19-Bir okulda gerçek manada tam bir
iştirakle, arzuyla geçiştirmeden herkesin inandığı bir öğretmenler kurulu
oluyorsa, zümre toplantıları yapılıyorsa, sınıf öğretmenler toplantısında
öğrenciler tek tek ele alınıyorsa, rehberlik toplantıları kamil manada
periyodik yapılabiliyorsa, o okulda gerçek verimlilikten, eğitim ev öğretimden
söz edilebilir.
Eğitim ve öğretimin işte o zaman tadına
varılır ki, bu da gerçek manada netice almadır. O zaman öğretmen, hem kendini,
hem de öğrencilerini, motive eder, dersi derste öğretir, öğrencilerini hayata
kazandırmış olur.
O zaman idare ve öğretmen, personel
arasında takım ruhu olur. Muavenet ve sevgi eser. Birbirine saygıdan söz
edilebilir. O zaman eğitici kol faaliyetleri, dışa açılım, tanıtım,
sosyal-kültürel-sportif faaliyetler kamil manada bir şey ifade eder.

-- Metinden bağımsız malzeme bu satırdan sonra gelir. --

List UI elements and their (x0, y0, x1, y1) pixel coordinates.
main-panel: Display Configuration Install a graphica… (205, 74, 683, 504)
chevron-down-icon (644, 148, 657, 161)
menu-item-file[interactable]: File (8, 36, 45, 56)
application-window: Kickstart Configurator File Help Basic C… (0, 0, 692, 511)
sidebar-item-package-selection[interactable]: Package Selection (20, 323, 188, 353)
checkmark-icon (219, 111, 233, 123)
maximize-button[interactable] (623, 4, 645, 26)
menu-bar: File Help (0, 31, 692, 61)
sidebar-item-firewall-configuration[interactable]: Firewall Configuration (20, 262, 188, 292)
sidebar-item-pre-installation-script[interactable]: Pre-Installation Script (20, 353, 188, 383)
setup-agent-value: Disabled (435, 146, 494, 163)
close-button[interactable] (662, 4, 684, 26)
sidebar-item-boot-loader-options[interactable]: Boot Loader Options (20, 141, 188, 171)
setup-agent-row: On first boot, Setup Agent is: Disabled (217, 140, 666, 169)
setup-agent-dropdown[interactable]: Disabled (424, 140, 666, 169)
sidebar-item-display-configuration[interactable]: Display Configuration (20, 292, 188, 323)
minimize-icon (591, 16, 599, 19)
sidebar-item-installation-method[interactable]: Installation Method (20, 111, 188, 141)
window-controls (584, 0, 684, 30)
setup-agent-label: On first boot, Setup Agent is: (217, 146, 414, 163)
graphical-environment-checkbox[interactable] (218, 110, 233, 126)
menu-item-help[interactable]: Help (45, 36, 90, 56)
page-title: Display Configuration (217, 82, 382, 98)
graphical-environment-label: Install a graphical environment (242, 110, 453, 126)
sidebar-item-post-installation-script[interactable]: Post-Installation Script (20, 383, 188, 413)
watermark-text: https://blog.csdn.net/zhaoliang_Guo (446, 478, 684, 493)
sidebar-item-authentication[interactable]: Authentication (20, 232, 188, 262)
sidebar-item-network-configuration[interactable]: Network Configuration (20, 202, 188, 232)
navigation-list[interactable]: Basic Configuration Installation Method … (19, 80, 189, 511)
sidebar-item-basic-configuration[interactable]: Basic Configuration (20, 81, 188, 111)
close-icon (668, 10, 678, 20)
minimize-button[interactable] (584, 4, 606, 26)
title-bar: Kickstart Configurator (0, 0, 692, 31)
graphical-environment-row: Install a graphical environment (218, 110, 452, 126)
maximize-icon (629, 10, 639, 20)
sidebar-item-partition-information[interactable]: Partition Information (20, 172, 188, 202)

20-Bir okulun öğrencisi şunları söyler
hale gelmemelidir: İhmal ediliyoruz, ilgi, sevgi ve şefkat istiyoruz,
bekliyoruz, sorunlarımızın üzerine gidilmiyor ve cevap verilmiyor, hiç olmazsa
bizi bir dinleseler, evet onlara birşeylerin anlatılmasına, ikna olmalarına
ihtiyaçları var, ders içinde daha sıcak yaklaşım ve diyaloglarla güven
veren tavırlarla muamele görmek
istiyoruz...
Öğretmenlerin fazilet dolu örnek
davranışlarının onlarda çok müspet duygu ve düşünceler uyardığı hatta bu
duygularını eve bile taşıdıklarını, evde ailelerine anlattıklarını da
söylemekteler.
Sert tepkilerle umumun içinde rencide
edilmek, olur-olma herşeyden azarlanmak, değer verilmemek, alay edilmek, hafife
alınmakta istemiyorlar.
Öğrenciler kendilerine güvenilmesini ve
öğretmenlerine de güvenmek istiyorlar.
Öğretmeninin her sözünün arkasında
durmasını, öğrencilerin haklarının yanında ve isteklerinin de takipçisi
olmasını arzu etmektedirler.
Evet bu yukarıda sıralanan ve istenilen
taleplerin hepsi beşeri ve insani hak ve beklentilerdir. Öğretmende öğrencisi
ile olan hukuku gereği bu isteklere cevap vermek mecburiyetindedir.
Bu bir fedakarlık değil, öğretmenliğin
bize verdiği sorumluluk ve yükümlülüktür.